Switchable enhanced spin photocurrent in Rashba and cubic Dresselhaus ferroelectric semiconductors

TL;DR

This paper predicts a highly efficient, switchable spin photocurrent in ferroelectric semiconductors driven by spin-orbit interactions, enabling control of spin currents with light and electric fields, demonstrated through first-principles simulations.

Contribution

It introduces a novel mechanism for generating and switching spin photocurrents in ferroelectrics via Rashba and cubic Dresselhaus SOIs, distinct from the Edelstein effect.

Findings

Spin photocurrent is about 100 times larger than charge photocurrent.

Electric field can switch the direction of the spin photocurrent.

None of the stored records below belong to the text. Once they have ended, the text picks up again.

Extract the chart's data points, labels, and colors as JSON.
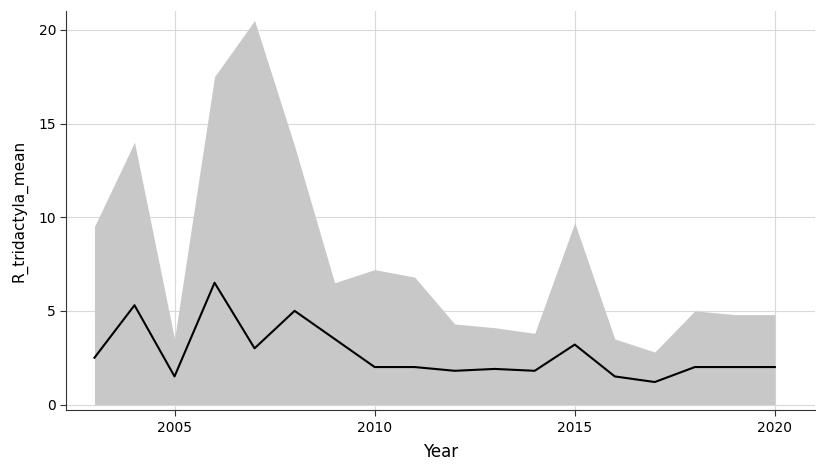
{
  "years": [
    2003,
    2004,
    2005,
    2006,
    2007,
    2008,
    2009,
    2010,
    2011,
    2012,
    2013,
    2014,
    2015,
    2016,
    2017,
    2018,
    2019,
    2020
  ],
  "mean": [
    2.5,
    5.3,
    1.5,
    6.5,
    3.0,
    5.0,
    3.5,
    2.0,
    2.0,
    1.8,
    1.9,
    1.8,
    3.2,
    1.5,
    1.2,
    2.0,
    2.0,
    2.0
  ],
  "upper": [
    9.5,
    14.0,
    3.5,
    17.5,
    20.5,
    13.8,
    6.5,
    7.2,
    6.8,
    4.3,
    4.1,
    3.8,
    9.7,
    3.5,
    2.8,
    5.0,
    4.8,
    4.8
  ],
  "lower": [
    0.0,
    0.0,
    0.0,
    0.0,
    0.0,
    0.0,
    0.0,
    0.0,
    0.0,
    0.0,
    0.0,
    0.0,
    0.0,
    0.0,
    0.0,
    0.0,
    0.0,
    0.0
  ],
  "ylabel": "R_tridactyla_mean",
  "xlabel": "Year",
  "ylim": [
    -0.3,
    21
  ],
  "xlim": [
    2002.3,
    2021.0
  ],
  "yticks": [
    0,
    5,
    10,
    15,
    20
  ],
  "xticks": [
    2005,
    2010,
    2015,
    2020
  ],
  "band_color": "#c8c8c8",
  "line_color": "#000000",
  "bg_color": "#ffffff",
  "grid_color": "#d9d9d9",
  "panel_bg": "#ffffff",
  "line_width": 1.5
}
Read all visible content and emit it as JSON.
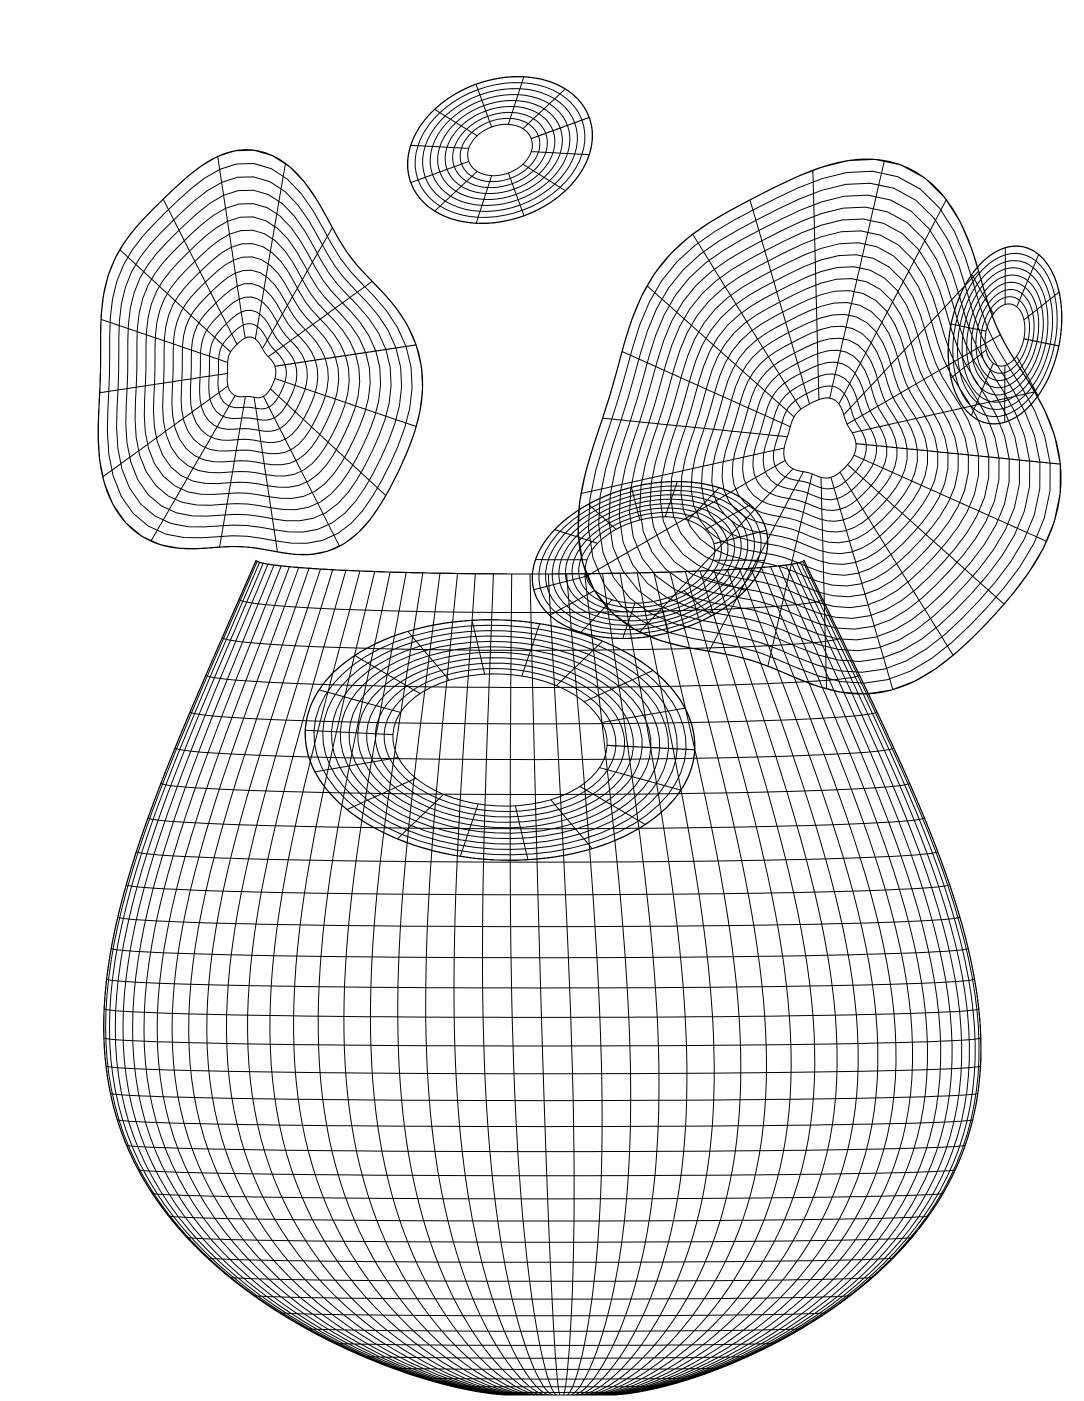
{
  "figure": {
    "background": "#ffffff",
    "line_color": "#000000",
    "subject": "heart-wireframe-mesh",
    "parts": [
      {
        "id": "ventricles",
        "u_lines": 46,
        "v_lines": 34
      },
      {
        "id": "atrium-left",
        "u_lines": 16,
        "v_lines": 14
      },
      {
        "id": "atrium-right",
        "u_lines": 22,
        "v_lines": 20
      },
      {
        "id": "valve-ring-front",
        "u_lines": 18,
        "v_lines": 10
      },
      {
        "id": "valve-ring-back",
        "u_lines": 16,
        "v_lines": 8
      },
      {
        "id": "vessel-top",
        "u_lines": 12,
        "v_lines": 8
      },
      {
        "id": "vessel-right",
        "u_lines": 10,
        "v_lines": 8
      }
    ]
  }
}
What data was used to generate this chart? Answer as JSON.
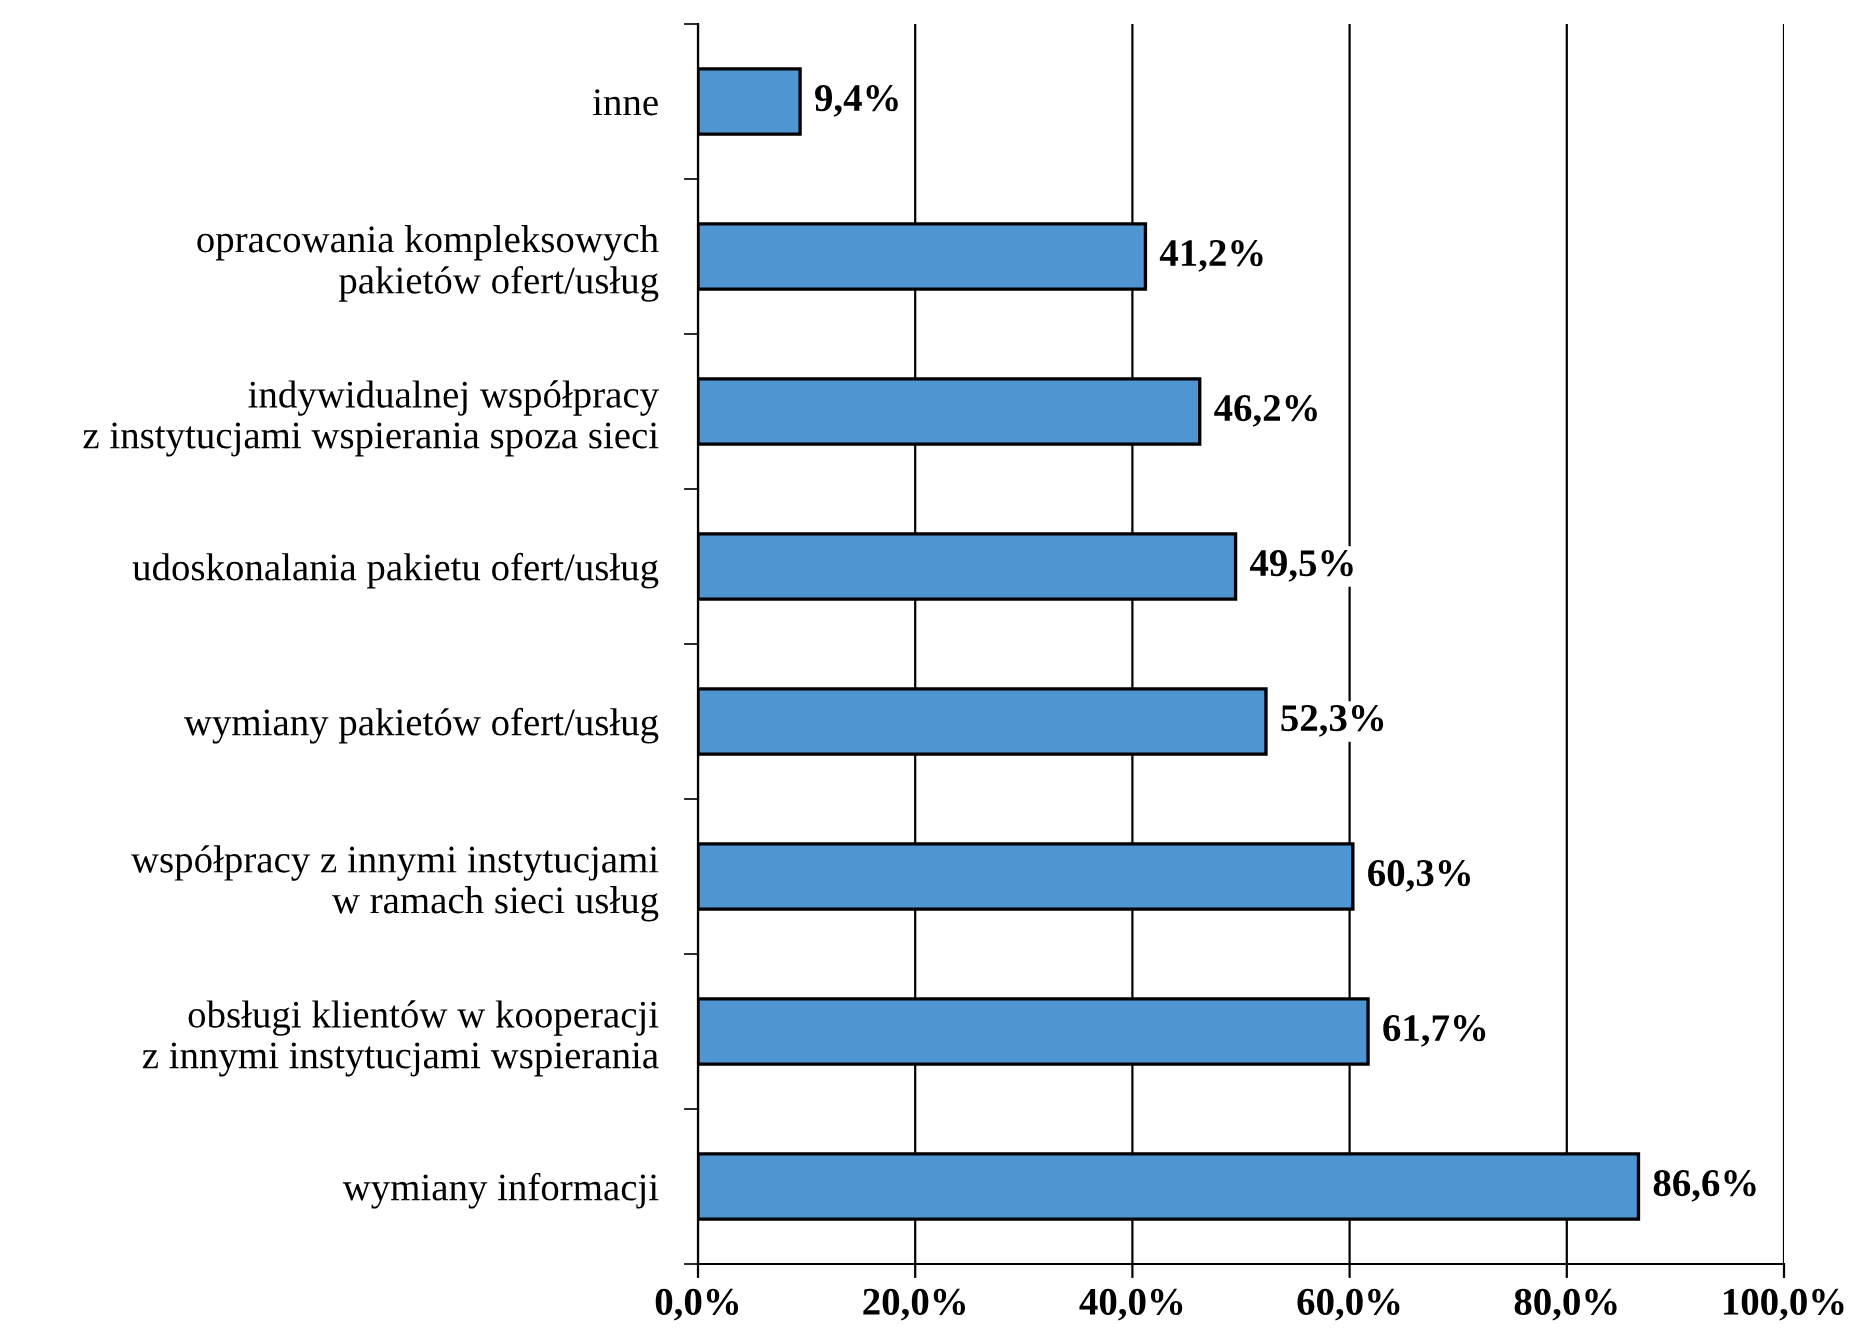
{
  "chart_data": {
    "type": "bar",
    "orientation": "horizontal",
    "categories": [
      "inne",
      "opracowania kompleksowych\npakietów ofert/usług",
      "indywidualnej współpracy\nz instytucjami wspierania spoza sieci",
      "udoskonalania pakietu ofert/usług",
      "wymiany pakietów ofert/usług",
      "współpracy z innymi instytucjami\nw ramach sieci usług",
      "obsługi klientów w kooperacji\nz innymi instytucjami wspierania",
      "wymiany informacji"
    ],
    "values": [
      9.4,
      41.2,
      46.2,
      49.5,
      52.3,
      60.3,
      61.7,
      86.6
    ],
    "value_labels": [
      "9,4%",
      "41,2%",
      "46,2%",
      "49,5%",
      "52,3%",
      "60,3%",
      "61,7%",
      "86,6%"
    ],
    "color": "#4f95d2",
    "xlim": [
      0,
      100
    ],
    "xticks": [
      {
        "value": 0,
        "label": "0,0%"
      },
      {
        "value": 20,
        "label": "20,0%"
      },
      {
        "value": 40,
        "label": "40,0%"
      },
      {
        "value": 60,
        "label": "60,0%"
      },
      {
        "value": 80,
        "label": "80,0%"
      },
      {
        "value": 100,
        "label": "100,0%"
      }
    ],
    "grid": "x",
    "legend": false
  }
}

First-principles calculations confirm the predicted effects in {}-GeTe.

Abstract

Generating and controlling spin current (SC) are of central interest in spin physics and applications. To date, the spin-orbit interaction (SOI) is an established pathway to generate SC through the spin-charge current conversion. We predict an efficient spin-light conversion via the Rashba and higher-order cubic Dresselhaus SOIs in ferroelectrics. Different from the known Edelstein effect, where SC is created by the nonequilibrium spin density, our predicted spin-polarized current is from direct interactions between light and unique spin textures generated by SOI in ferroelectrics. Using first-principles simulations, we demonstrate these concepts by calculating the DC spin photocurrent in a prototypical Rashba ferroelectric, {\alpha}-GeTe. The photo-induced SC is about two orders of magnitude larger than the charge photocurrent. More importantly, we can conveniently switch the direction of SC by an applied electric field via inverting the spin textures. These predictions give hope to generating and controlling light-driven SC via nonvolatile electric-field.